1. The Chiefs can win games when they don’t play their best.
They didn’t have a sack or an interception in the first half and were in a dogfight against a rookie quarterback who didn’t seem to care that he was being engulfed by a sea of red. I mean, Arrowhead was rocking. Houston came out swinging and gave the Chiefs a punch they hadn’t really seen all year, except from maybe Dallas. They lost the turnover battle, which was the first time all year that happened. Jamaal Charles even fumbled on his own 20 yard line. Eventually they got five sacks in the second half and a turnover on Houston’s final possession. Kansas City has been in close games all year dominating the fourth quarter outscoring their opponents 57-17. They didn’t score in the fourth last Sunday, nor did they need to as Houston didn’t score either. Winning matters the most in this case, and as long as they are winning the fourth quarter and the turnover battle, they will be tough to beat.
Andy Reid, Bob Sutton, and Dave Toub. Those three names are the three biggest coaching changes that the Chiefs made in the off season. Andy Reid has implemented an offense that takes care of the ball (for the most part) and puts the ball in the hands of the best play maker they have in Jamaal Charles. Charles had 21 carriers for 86 yards and a touchdown on Sunday and caught three passes for 37 yards. Alex Smith makes plays when he has to and has only thrown four interceptions so far which would make past Chiefs’ quarterbacks blush. He also had a rushing TD on Sunday. This kind of offense may seem conservative and boring but when you have a defense like they do, it makes it easier to not have to take unwarranted chances. New defensive coordinator Bob Sutton has implemented a ferocious attacking defense that relies on man to man coverage and an unrelenting pass rush. Corners Brandon Flowers and Sean Smith give linebackers Justin Houston and Tamba Hali the extra one to two seconds of time to get to the QB. So far the results show that the Chiefs lead the league in the least amount of points given up on average, 35 sacks and a turnover ratio of +11. When the Chiefs needed stops versus the Texans, they got them with multiple sacks coupled with multiple three and outs. Sutton made the necessary adjustments and the Chiefs did what they’ve done all year and got to the QB. Finally, special teams Dave Toub was brought over from Chicago and the dividends have paid off nicely so far. Dexter McCluster averages 11.3 yards a return on punts and has one touchdown that went for 89 yards against the New York Giants. Quintin Demps averages 33.2 yards a return on kickoffs and has a long of 57. That coincidentally came against the Texans on Sunday which tilted the field position in the Chiefs’ favor. The new coaches have got all three phases working together to help this team win each Sunday which was evident against the Texans.
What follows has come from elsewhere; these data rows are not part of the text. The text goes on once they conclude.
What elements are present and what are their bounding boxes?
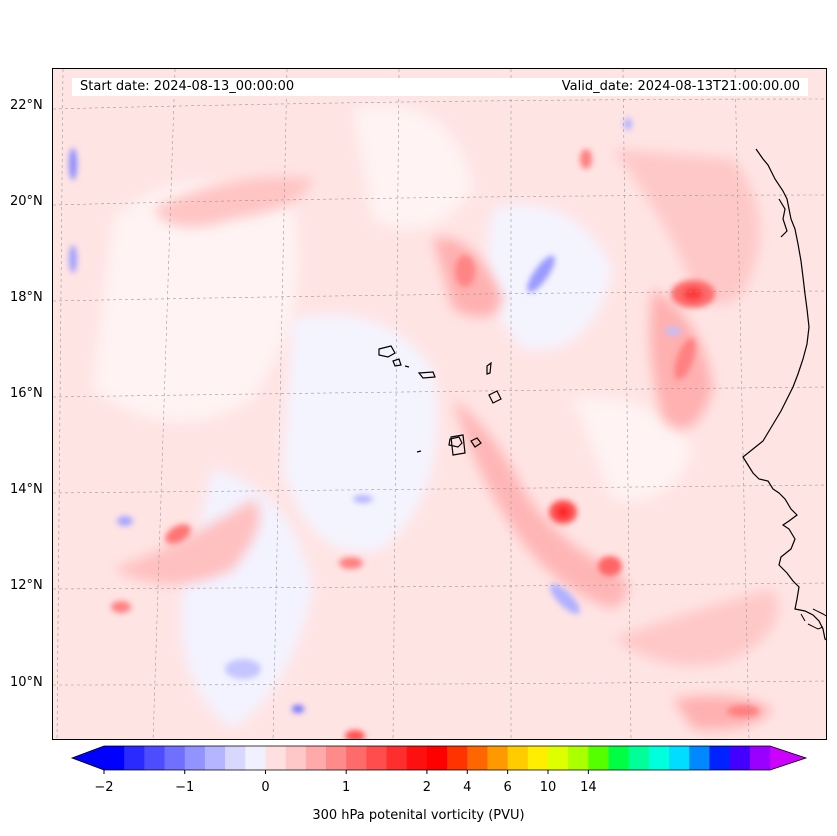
- lat-label: 22°N: [10, 98, 43, 113]
- colorbar-swatch: [204, 746, 226, 770]
- colorbar-swatch: [467, 746, 488, 770]
- colorbar-swatch: [245, 746, 266, 770]
- colorbar-swatch: [305, 746, 327, 770]
- colorbar-swatch: [527, 746, 549, 770]
- colorbar-swatch: [406, 746, 428, 770]
- colorbar-tick-label: 10: [539, 780, 557, 795]
- lat-label: 20°N: [10, 194, 43, 209]
- colorbar-label: 300 hPa potenital vorticity (PVU): [312, 808, 525, 823]
- lat-label: 16°N: [10, 386, 43, 401]
- graticule: [53, 69, 826, 739]
- pv-field-map: [53, 69, 826, 739]
- colorbar-swatch: [648, 746, 670, 770]
- colorbar-swatch: [326, 746, 347, 770]
- valid-date-label: Valid_date: 2024-08-13T21:00:00.00: [561, 79, 800, 94]
- colorbar-swatch: [447, 746, 468, 770]
- colorbar-swatch: [507, 746, 529, 770]
- colorbar-swatch: [164, 746, 186, 770]
- colorbar-swatch: [225, 746, 246, 770]
- colorbar-tick-label: 1: [342, 780, 351, 795]
- colorbar-swatch: [265, 746, 287, 770]
- colorbar-swatch: [386, 746, 408, 770]
- colorbar-swatch: [144, 746, 166, 770]
- colorbar-extend-min: [72, 746, 104, 770]
- colorbar-swatch: [588, 746, 610, 770]
- cape-verde-islands: [378, 345, 502, 456]
- colorbar-swatch: [689, 746, 710, 770]
- colorbar-tick-label: 6: [503, 780, 512, 795]
- colorbar-swatch: [729, 746, 751, 770]
- lat-label: 14°N: [10, 482, 43, 497]
- colorbar-swatch: [608, 746, 630, 770]
- start-date-label: Start date: 2024-08-13_00:00:00: [80, 79, 295, 94]
- colorbar-extend-max: [770, 746, 806, 770]
- colorbar-swatch: [346, 746, 367, 770]
- colorbar-swatch: [548, 746, 569, 770]
- lat-label: 18°N: [10, 290, 43, 305]
- colorbar-swatch: [426, 746, 448, 770]
- colorbar-swatch: [104, 746, 125, 770]
- colorbar-swatch: [709, 746, 731, 770]
- colorbar: [70, 745, 808, 774]
- colorbar-swatch: [628, 746, 650, 770]
- colorbar-tick-label: 14: [580, 780, 597, 795]
- pv-high-cores: [111, 149, 759, 739]
- colorbar-tick-label: 4: [463, 780, 472, 795]
- colorbar-swatch: [487, 746, 509, 770]
- colorbar-swatch: [669, 746, 690, 770]
- lat-label: 12°N: [10, 578, 43, 593]
- colorbar-swatch: [184, 746, 206, 770]
- coastline-detail: [778, 198, 788, 238]
- pv-negative-regions: [69, 118, 681, 713]
- coastline-islands: [800, 608, 826, 630]
- lat-label: 10°N: [10, 675, 43, 690]
- pv-low-regions: [93, 105, 693, 729]
- colorbar-tick-label: −1: [175, 780, 195, 795]
- colorbar-swatch: [124, 746, 145, 770]
- africa-coastline: [742, 148, 826, 641]
- colorbar-swatch: [285, 746, 307, 770]
- colorbar-tick-label: 0: [261, 780, 270, 795]
- colorbar-swatch: [366, 746, 388, 770]
- colorbar-swatch: [749, 746, 771, 770]
- colorbar-tick-label: 2: [422, 780, 432, 795]
- colorbar-swatch: [568, 746, 589, 770]
- map-panel: [52, 68, 827, 740]
- colorbar-tick-label: −2: [94, 780, 114, 795]
- info-bar: Start date: 2024-08-13_00:00:00 Valid_da…: [72, 78, 808, 96]
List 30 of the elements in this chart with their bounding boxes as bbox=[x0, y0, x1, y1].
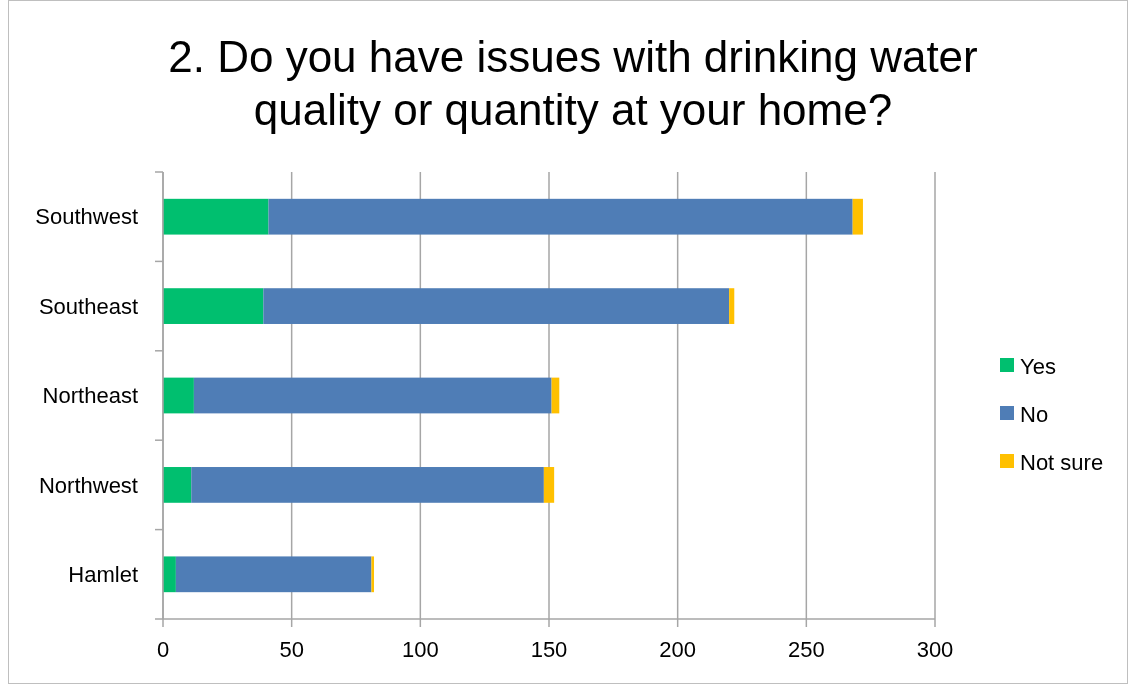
bar bbox=[191, 467, 544, 503]
x-tick-label: 200 bbox=[659, 637, 697, 662]
bar bbox=[175, 556, 372, 593]
x-tick-label: 50 bbox=[279, 637, 304, 662]
bar bbox=[163, 377, 194, 414]
y-tick-label: Southeast bbox=[38, 293, 138, 319]
bar bbox=[163, 288, 264, 324]
bar bbox=[543, 467, 555, 503]
bar bbox=[852, 198, 863, 235]
x-tick-label: 0 bbox=[156, 637, 170, 662]
y-tick-label: Hamlet bbox=[68, 562, 138, 587]
x-tick-label: 150 bbox=[530, 637, 568, 662]
legend-label: Not sure bbox=[1020, 449, 1104, 475]
bar bbox=[163, 467, 192, 503]
legend-label: No bbox=[1020, 401, 1049, 427]
bar bbox=[268, 198, 853, 235]
bar bbox=[729, 288, 735, 324]
bar bbox=[371, 556, 375, 593]
bar bbox=[163, 198, 269, 235]
y-tick-label: Southwest bbox=[35, 204, 138, 230]
y-tick-label: Northeast bbox=[42, 383, 138, 409]
bar bbox=[263, 288, 730, 324]
chart-title: 2. Do you have issues with drinking water quality or quantity at your home? bbox=[168, 32, 978, 134]
legend-label: Yes bbox=[1020, 353, 1056, 379]
x-tick-label: 100 bbox=[401, 637, 439, 662]
bar bbox=[193, 377, 552, 414]
y-tick-label: Northwest bbox=[38, 472, 138, 498]
x-tick-label: 300 bbox=[916, 637, 954, 662]
x-tick-label: 250 bbox=[787, 637, 825, 662]
bar bbox=[163, 556, 176, 593]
Past Chiefs’ teams would look like a deer in the headlights when confronted with a challenge because either they didn’t have the mental toughness to overcome it or they didn’t have the talent. Sometimes it was a combination of both, but on Sunday they seemed to exude both. They now have the talent to overcome a challenge with both mental toughness and talent. When both are present, as they have been for most of their seven games, they use it to instill confidence in each other and it’s showing up on the field and in the results. Like shown in the first point above, their backs were against the wall and they didn’t wilt. Games like the ones against the Texans can go a long way in determining how successful they will be when the season is over.